Casi tan claramente como habría podido hacerlo el sol, la pálida luz de la luna descubría inmensas extensiones, donde la hierba, plateada, blanca y gris, rielaba y oscilaba como un suspiro inquieto. Las hojas de los árboles brillaban súbitamente como chispas de fuego al agitar el viento las frondosas copas, y grandes golfos de sombra se abrían misteriosamente al pie de los troncos como bocas del mundo subterráneo. Ella levantó la cabeza, quiso contar las estrellas y no pudo; delicados como gotas de rocío en una tela de araña, los luceros parecían encenderse y apagarse, en un ritmo tan eterno como Dios. Parecían suspendidos sobre ella como una red, bellos, silenciosos, como observando y escrutando el alma, como ojos de insectos que brillaran bajo la luz de un faro, ciegos por su expresión, infinitos por su poder visual. Los únicos sonidos eran el susurro del viento sobre la hierba o entre los árboles, algún chasquido del «Rolls» al enfriarse y la queja de algún pájaro adormilado y enojado al ver interrumpido su descanso, y el único olor, el fragante e indefinible aroma de la dehesa.
Luke volvió la espalda a la noche, sacó una bolsa de tabaco y un librito de papel de fumar, y empezó a liar un cigarrillo.
– ¿Naciste aquí, Meggie? -preguntó, frotando perezosamente las hebras de tabaco sobre la palma de la mano.
– No; nací en Nueva Zelanda. Vinimos a Droghe-da hace trece años.
Él puso el tabaco sobre la hoja de papel, enrolló hábilmente ésta entre el índice y el pulgar, pasó la lengua por la goma, cerrando acto seguido el pequeño cilindro.

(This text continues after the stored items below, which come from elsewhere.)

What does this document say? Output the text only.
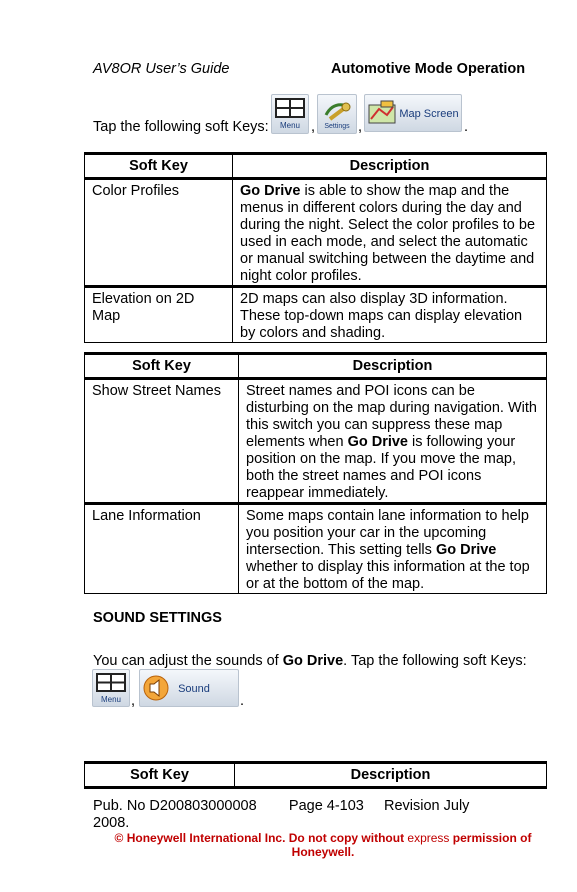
AV8OR User’s Guide	Automotive Mode Operation
Tap the following soft Keys: Menu , Settings ,
Map Screen
.
Soft Key	Description
Color Profiles	Go Drive is able to show the map and the menus in different colors during the day and during the night. Select the color profiles to be used in each mode, and select the automatic or manual switching between the daytime and night color profiles.
Elevation on 2D Map	2D maps can also display 3D information. These top-down maps can display elevation by colors and shading.
Soft Key	Description
Show Street Names	Street names and POI icons can be disturbing on the map during navigation. With this switch you can suppress these map elements when Go Drive is following your position on the map. If you move the map, both the street names and POI icons reappear immediately.
Lane Information	Some maps contain lane information to help you position your car in the upcoming intersection. This setting tells Go Drive whether to display this information at the top or at the bottom of the map.
SOUND SETTINGS
You can adjust the sounds of Go Drive. Tap the following soft Keys:
Menu ,
Sound
.
Soft Key	Description
Pub. No D200803000008        Page 4-103     Revision July
2008.
© Honeywell International Inc. Do not copy without express permission of Honeywell.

Después apretó las puntas con una cerilla, frotó ésta y encendió el cigarrillo.
– Esta noche te has divertido, ¿no?
– ¡Oh, sí!
– Me gustaría llevarte a todos los bailes.
– Gracias.
Él volvió a guardar silencio, fumando despacio y mirando, por encima del «Rolls», hacia el bosquecillo donde el irritado pájaro seguía piando furiosamente. Cuando el cigarrillo quedó reducido a una colilla entre sus dedos manchados, la dejó caer al suelo y la aplastó repetidas veces con el tacón de la bota, hasta tener la seguridad de que se había apagado. Nadie tiene tanto cuidado en apagar un cigarrillo como un ganadero australiano.
Meggie suspiró y apartó la vista de la luna, y él la condujo al coche. Era demasiado prudente para intentar besarla tan pronto, ya que lo que pretendía era casarse con ella; tenía que esperar a que ella desease que la besara.